HTTP1.1 in the meantime proposed Last-modify and etag to cooperate with the Cache-control cache control reason is: The last modification of the last-modified callout can only be accurate to the second level, if some files within 1 seconds, is modified many times, it will not accurately mark the file modification time; Some files are generated periodically, and sometimes the content does not change, but last-modified changes, causing the file to not use the cache
There may be situations where the server is not getting the file modification time accurately or inconsistent with the proxy server time.

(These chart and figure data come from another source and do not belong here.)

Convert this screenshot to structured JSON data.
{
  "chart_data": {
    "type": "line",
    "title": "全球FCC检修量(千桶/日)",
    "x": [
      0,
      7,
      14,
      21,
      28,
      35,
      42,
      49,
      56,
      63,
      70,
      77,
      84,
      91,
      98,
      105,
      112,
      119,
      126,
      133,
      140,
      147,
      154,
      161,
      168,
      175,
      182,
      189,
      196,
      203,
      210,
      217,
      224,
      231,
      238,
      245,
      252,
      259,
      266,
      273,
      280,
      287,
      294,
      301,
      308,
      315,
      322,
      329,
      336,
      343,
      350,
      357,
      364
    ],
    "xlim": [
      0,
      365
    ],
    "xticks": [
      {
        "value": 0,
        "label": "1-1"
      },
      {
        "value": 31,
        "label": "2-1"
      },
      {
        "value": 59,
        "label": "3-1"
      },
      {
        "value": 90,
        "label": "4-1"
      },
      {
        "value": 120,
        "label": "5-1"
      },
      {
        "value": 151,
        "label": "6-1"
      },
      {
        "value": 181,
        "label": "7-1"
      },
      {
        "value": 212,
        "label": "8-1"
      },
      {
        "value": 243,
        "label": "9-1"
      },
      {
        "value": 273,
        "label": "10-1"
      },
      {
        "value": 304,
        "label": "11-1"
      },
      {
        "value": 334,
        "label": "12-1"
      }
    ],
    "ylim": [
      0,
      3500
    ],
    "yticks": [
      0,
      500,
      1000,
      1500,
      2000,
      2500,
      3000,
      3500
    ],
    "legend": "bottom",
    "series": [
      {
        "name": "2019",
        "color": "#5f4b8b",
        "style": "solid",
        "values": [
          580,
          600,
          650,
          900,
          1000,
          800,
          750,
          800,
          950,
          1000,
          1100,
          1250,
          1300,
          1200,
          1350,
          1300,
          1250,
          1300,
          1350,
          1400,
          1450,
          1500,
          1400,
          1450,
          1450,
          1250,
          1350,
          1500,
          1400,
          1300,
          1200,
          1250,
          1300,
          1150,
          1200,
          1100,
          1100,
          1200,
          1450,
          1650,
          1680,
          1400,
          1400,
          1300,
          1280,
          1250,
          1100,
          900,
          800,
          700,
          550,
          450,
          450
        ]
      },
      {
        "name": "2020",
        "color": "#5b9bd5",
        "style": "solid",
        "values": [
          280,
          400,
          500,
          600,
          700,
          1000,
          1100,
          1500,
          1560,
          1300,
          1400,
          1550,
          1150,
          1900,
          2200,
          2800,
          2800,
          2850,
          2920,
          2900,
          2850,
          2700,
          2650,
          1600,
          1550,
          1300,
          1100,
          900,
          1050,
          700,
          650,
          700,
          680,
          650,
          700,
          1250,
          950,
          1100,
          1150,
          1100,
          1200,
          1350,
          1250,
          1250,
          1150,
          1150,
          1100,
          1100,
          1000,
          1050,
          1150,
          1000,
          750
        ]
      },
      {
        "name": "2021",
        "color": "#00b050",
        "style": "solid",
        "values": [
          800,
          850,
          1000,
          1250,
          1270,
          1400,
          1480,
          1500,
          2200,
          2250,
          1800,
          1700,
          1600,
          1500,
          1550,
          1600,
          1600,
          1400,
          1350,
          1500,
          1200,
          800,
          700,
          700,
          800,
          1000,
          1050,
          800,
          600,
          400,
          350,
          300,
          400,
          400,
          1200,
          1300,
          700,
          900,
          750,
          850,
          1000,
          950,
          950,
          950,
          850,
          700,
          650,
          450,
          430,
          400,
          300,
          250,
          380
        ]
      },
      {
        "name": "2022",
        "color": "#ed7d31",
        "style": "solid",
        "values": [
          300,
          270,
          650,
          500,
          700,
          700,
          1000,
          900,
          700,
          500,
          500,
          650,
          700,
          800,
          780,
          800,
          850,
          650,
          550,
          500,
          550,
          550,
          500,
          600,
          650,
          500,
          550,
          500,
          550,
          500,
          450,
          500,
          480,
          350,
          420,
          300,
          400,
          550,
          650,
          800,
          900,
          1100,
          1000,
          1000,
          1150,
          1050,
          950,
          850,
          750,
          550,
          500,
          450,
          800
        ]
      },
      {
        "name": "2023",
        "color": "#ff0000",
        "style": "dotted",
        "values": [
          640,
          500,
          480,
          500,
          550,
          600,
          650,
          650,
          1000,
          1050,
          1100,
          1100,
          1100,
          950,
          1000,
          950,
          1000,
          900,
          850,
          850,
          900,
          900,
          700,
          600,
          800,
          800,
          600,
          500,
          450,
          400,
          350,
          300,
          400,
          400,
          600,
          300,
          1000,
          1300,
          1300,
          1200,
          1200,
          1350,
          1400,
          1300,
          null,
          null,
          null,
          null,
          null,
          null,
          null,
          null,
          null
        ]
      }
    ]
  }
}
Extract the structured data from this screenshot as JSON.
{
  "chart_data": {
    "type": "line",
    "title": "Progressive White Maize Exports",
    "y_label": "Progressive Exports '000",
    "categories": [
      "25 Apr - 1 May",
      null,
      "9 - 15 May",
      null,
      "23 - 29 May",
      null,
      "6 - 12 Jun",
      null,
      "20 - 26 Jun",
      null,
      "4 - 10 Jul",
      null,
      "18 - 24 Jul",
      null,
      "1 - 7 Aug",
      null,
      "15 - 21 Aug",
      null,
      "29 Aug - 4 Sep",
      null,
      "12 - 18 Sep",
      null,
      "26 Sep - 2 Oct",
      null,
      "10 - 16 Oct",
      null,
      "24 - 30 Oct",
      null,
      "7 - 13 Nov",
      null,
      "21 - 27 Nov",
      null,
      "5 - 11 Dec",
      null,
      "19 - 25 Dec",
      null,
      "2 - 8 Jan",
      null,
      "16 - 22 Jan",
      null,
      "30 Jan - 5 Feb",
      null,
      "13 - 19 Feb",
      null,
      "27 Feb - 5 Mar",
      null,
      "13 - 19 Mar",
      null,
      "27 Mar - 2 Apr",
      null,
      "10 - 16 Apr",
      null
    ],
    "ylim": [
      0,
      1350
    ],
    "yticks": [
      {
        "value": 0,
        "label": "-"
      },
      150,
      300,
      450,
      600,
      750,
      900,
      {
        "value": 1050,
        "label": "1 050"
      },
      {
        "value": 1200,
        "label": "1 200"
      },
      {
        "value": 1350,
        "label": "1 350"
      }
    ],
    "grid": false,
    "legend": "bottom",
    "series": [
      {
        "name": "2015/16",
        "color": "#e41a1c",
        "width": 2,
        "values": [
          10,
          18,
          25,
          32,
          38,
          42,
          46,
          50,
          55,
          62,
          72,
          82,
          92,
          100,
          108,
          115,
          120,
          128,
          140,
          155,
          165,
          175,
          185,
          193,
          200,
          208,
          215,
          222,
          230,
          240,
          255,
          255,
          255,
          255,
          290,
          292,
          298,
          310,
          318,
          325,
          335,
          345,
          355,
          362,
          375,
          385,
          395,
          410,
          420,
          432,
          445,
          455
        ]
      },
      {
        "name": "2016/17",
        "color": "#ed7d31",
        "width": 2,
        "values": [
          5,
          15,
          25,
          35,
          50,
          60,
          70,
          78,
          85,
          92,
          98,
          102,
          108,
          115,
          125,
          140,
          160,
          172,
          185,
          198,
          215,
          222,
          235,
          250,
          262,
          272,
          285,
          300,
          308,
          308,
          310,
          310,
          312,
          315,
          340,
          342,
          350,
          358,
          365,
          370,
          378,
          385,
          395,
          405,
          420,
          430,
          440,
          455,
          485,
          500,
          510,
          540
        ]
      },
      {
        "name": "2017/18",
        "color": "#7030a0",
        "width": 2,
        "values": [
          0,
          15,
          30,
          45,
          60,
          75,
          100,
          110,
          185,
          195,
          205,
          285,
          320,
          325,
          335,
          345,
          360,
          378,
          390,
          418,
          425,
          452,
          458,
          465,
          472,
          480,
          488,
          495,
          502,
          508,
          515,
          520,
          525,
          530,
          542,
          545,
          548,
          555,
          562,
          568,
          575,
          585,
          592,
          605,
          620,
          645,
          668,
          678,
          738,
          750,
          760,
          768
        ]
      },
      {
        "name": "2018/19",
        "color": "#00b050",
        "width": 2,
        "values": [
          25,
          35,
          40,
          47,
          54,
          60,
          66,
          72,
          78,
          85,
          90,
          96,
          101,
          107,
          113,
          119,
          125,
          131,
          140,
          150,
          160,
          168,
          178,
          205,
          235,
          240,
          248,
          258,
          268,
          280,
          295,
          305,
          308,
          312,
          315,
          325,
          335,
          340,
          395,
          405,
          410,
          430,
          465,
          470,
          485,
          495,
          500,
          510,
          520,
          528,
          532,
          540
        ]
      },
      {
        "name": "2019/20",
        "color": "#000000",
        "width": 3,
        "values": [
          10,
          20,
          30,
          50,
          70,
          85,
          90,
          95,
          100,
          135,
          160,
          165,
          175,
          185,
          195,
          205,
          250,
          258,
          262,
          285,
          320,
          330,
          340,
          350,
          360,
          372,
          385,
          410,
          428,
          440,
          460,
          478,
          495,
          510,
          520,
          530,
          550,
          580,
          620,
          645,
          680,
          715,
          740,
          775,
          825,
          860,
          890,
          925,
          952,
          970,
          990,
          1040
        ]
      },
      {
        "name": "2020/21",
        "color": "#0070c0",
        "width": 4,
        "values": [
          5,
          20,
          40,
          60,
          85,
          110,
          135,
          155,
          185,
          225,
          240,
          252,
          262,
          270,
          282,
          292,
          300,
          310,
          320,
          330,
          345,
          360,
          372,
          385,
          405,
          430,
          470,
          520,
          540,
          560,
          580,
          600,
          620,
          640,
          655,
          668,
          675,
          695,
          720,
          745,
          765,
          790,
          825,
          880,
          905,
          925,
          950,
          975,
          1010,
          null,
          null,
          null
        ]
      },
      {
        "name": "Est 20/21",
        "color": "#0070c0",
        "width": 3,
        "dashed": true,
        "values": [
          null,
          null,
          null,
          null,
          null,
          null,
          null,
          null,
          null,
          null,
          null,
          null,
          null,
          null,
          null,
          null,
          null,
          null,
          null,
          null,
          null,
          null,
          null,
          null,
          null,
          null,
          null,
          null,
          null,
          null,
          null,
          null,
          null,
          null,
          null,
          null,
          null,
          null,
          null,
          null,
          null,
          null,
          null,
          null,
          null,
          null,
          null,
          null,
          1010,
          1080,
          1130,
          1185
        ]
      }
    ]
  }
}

Summary of caching and user behavior:

User Actions Expires/cache-control Last-modified/etag
Address Bar Enter Effective Effective
Page link Jump Effective Effective
New open Window Effective Effective
Forward and backward Effective Effective
f5/Button Refresh Invalid (br reset max-age=0) Effective
Ctrl+f5 Refresh Invalid (reset Cc=no-cache) Invalid (Request header discards this option)
6, HTTP breakpoint continued to pass

The Get method of HTTP1.1 supports requesting a portion of a resource, responding to status code identified by 206 (partial), using Content-range to identify portions of the requested resource. Format:
Content-Range:306320-604047/606060
Indicates that the resource has a total of 606060 bytes, the current request is the No. 306320 to No. 604047 byte of content. The client can simultaneously request multiple parts of a large file through multiple threads to implement concurrent downloads of the file, such as FlashGet, Thunderbolt, etc., using this principle.

The HTTP protocol forms the most popular Web applications and multiple applications based on the HTTP protocol implementation, so there are many aspects to be concerned about.

Full HTTP protocol Overview

Contact Us

The content source of this page is from Internet, which doesn't represent Alibaba Cloud's opinion; products and services mentioned on that page don't have any relationship with Alibaba Cloud. If the content of the page makes you feel confusing, please write us an email, we will handle the problem within 5 days after receiving your email.

If you find any instances of plagiarism from the community, please send an email to: info-contact@alibabacloud.com and provide relevant evidence. A staff member will contact you within 5 working days.

A Free Trial That Lets You Build Big!

Start building with 50+ products and up to 12 months usage for Elastic Compute Service

  • Sales Support

    1 on 1 presale consultation

  • After-Sales Support

    24/7 Technical Support 6 Free Tickets per Quarter Faster Response

  • Alibaba Cloud offers highly flexible support services tailored to meet your exact needs.